The Audience Choice: voting for the most promising new play

The Audience Choice: voting for the most promising new play

Peter Gotting reports

As the artistic director of Sydney’s Griffin Theatre suggests, the idea behind the Lysicrates Prize for a new Australian play - and the source of that idea - is unusual. The wealthy executives and philanthropists John and Patricia Azarias were inspired by the Lysicrates monument in Sydney’s Botanic Gardens. It’s a replica of a monument in Athens that honours the wealthy patron of the Theatre of Dionysus, which happens to be the birthplace of tragedy and comedy.

In ancient Athens, the audience got to vote on their favourite plays. That’s what happens at the Lysicrates Prize too. The first 20 minutes of three plays are performed for an audience at the Opera House. The winner will be given a full production at the Griffin, a theatre company dedicated to Australian writing (once they’ve finished the play).
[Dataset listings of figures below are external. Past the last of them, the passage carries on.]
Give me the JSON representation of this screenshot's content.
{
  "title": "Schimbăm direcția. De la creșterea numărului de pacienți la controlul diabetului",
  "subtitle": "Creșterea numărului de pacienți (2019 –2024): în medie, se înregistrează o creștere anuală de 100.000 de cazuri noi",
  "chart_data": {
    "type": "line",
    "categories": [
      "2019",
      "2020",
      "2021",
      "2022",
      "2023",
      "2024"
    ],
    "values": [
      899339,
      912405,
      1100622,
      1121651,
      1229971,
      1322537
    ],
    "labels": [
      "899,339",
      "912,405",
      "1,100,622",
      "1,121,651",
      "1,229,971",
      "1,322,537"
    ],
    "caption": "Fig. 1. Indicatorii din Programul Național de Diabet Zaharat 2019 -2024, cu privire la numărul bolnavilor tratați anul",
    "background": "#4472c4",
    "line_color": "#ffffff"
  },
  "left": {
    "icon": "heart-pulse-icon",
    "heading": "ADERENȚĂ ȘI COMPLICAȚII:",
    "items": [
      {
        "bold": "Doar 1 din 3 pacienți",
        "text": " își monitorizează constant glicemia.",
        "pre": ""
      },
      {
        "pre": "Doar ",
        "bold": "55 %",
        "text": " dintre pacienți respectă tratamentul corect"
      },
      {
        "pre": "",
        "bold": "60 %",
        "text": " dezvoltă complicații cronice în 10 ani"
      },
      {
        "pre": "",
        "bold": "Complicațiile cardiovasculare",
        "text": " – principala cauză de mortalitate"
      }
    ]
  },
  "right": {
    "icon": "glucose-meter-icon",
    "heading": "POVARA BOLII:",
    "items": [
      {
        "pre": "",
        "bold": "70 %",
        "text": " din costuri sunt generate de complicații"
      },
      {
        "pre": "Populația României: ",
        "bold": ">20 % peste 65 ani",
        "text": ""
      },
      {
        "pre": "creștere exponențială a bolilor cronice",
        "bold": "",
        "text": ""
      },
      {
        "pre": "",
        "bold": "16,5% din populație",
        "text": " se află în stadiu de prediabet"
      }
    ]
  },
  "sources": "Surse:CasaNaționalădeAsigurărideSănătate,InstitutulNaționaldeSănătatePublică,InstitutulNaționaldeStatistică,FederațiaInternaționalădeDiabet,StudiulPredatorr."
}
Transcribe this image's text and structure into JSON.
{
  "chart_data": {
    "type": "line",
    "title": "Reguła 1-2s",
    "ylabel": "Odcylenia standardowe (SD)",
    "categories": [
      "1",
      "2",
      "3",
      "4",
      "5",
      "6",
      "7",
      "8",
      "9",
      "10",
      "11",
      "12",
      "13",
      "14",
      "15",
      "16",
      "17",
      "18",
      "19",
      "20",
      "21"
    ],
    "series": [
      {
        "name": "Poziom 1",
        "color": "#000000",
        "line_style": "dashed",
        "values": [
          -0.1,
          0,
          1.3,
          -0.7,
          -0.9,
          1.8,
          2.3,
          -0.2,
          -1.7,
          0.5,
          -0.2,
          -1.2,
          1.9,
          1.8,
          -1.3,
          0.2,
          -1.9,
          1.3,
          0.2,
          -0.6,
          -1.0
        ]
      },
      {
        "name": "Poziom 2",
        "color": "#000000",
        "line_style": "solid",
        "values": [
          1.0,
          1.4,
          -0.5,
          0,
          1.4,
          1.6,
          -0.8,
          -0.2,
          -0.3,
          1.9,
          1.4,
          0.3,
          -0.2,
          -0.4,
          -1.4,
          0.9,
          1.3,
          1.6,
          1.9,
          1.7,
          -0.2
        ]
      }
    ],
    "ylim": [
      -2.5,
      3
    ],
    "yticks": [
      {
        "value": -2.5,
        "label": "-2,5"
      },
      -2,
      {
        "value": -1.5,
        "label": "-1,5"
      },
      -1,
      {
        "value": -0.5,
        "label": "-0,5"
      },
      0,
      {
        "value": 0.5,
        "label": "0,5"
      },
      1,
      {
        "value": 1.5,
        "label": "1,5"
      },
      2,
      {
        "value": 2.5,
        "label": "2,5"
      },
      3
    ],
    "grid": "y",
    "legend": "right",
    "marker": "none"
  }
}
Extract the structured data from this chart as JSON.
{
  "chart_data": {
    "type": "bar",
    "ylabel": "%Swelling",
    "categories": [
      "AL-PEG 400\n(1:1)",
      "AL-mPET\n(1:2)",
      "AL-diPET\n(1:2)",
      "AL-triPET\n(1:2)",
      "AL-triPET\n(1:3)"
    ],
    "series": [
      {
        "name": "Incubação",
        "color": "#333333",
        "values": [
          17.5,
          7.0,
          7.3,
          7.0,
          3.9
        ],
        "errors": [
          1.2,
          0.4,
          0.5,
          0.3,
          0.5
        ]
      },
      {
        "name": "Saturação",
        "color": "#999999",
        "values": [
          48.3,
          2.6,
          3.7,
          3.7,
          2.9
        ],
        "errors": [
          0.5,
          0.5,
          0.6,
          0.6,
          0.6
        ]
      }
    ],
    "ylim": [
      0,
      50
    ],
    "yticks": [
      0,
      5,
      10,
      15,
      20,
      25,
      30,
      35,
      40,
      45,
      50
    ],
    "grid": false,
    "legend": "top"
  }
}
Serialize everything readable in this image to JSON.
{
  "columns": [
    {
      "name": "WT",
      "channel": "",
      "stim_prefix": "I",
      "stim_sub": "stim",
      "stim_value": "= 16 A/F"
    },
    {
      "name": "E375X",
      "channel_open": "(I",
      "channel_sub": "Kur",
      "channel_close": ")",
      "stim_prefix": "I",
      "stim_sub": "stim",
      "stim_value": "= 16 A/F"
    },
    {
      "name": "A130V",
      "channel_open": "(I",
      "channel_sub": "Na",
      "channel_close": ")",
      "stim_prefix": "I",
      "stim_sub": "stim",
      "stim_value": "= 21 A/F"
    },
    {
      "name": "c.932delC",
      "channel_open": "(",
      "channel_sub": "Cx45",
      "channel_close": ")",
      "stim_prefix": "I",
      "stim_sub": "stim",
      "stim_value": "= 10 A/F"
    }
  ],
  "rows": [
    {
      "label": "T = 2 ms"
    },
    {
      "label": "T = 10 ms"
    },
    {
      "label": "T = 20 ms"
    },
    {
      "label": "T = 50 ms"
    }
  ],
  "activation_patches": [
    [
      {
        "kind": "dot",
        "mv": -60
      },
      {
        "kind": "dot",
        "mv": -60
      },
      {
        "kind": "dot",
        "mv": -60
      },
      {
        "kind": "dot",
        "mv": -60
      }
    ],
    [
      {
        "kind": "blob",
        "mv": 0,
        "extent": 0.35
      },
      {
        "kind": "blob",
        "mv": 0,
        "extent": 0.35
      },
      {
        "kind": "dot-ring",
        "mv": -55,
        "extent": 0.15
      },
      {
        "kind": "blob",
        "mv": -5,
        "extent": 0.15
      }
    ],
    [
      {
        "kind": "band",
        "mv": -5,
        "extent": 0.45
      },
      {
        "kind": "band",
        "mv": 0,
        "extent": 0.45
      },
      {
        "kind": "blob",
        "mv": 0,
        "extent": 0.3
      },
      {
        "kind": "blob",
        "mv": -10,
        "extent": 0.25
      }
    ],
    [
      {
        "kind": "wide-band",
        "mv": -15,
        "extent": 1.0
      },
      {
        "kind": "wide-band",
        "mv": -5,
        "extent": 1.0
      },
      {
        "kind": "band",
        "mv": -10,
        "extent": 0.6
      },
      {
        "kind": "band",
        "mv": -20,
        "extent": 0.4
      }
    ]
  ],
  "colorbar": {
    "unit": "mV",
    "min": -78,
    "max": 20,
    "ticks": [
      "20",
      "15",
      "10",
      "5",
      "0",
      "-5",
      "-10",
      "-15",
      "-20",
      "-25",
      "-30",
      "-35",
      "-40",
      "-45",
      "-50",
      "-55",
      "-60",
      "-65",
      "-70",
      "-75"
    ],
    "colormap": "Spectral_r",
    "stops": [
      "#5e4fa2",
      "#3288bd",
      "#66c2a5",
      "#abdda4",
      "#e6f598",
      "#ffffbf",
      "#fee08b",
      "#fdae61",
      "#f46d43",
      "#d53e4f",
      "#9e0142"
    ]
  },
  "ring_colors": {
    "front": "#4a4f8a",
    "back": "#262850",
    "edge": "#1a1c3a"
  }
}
Two of the plays in this year’s prize have strong “me too” themes. The first - Appropriate by Melbourne-based playwright Katy Warner - features three women, two of them older, quizzing a younger colleague about a complaint she’s made about a male boss. They try to talk her out of pursuing this any further - he’s a decent, well-respected man, they tell her. 

Julian Larnach’s Leviathan follows and it’s set at a farewell party for a young man moving to China. It’s soon revealed that he’s just faced court, accused by a woman of some serious allegations. 

Warner’s dialogue is snappy and provocative; Larnach masters the dramatic reveal. Two resonant ideas, strongly written.

But the winner this year is Jane Bodie’s Tell Me You Love Me, a play about a misfit young woman, who struggles in the most basic social situation, speaking to her new desk neighbour in the office. She tells him her father, whom we met in the first scene, is dying. She doesn’t know how to accept her colleague’s empathy. 

All three plays spark curiosity - what would happen next if the play is completed. We should see Tell Me You Love Me on the stage in the next couple of years (currently at the Griffin is Mary Rachel Brown’s Dead Cat Bounce, which won the Lysicrates prize in 2017).

From an unusual idea has come many more unusual concepts, now brought to life on the stage.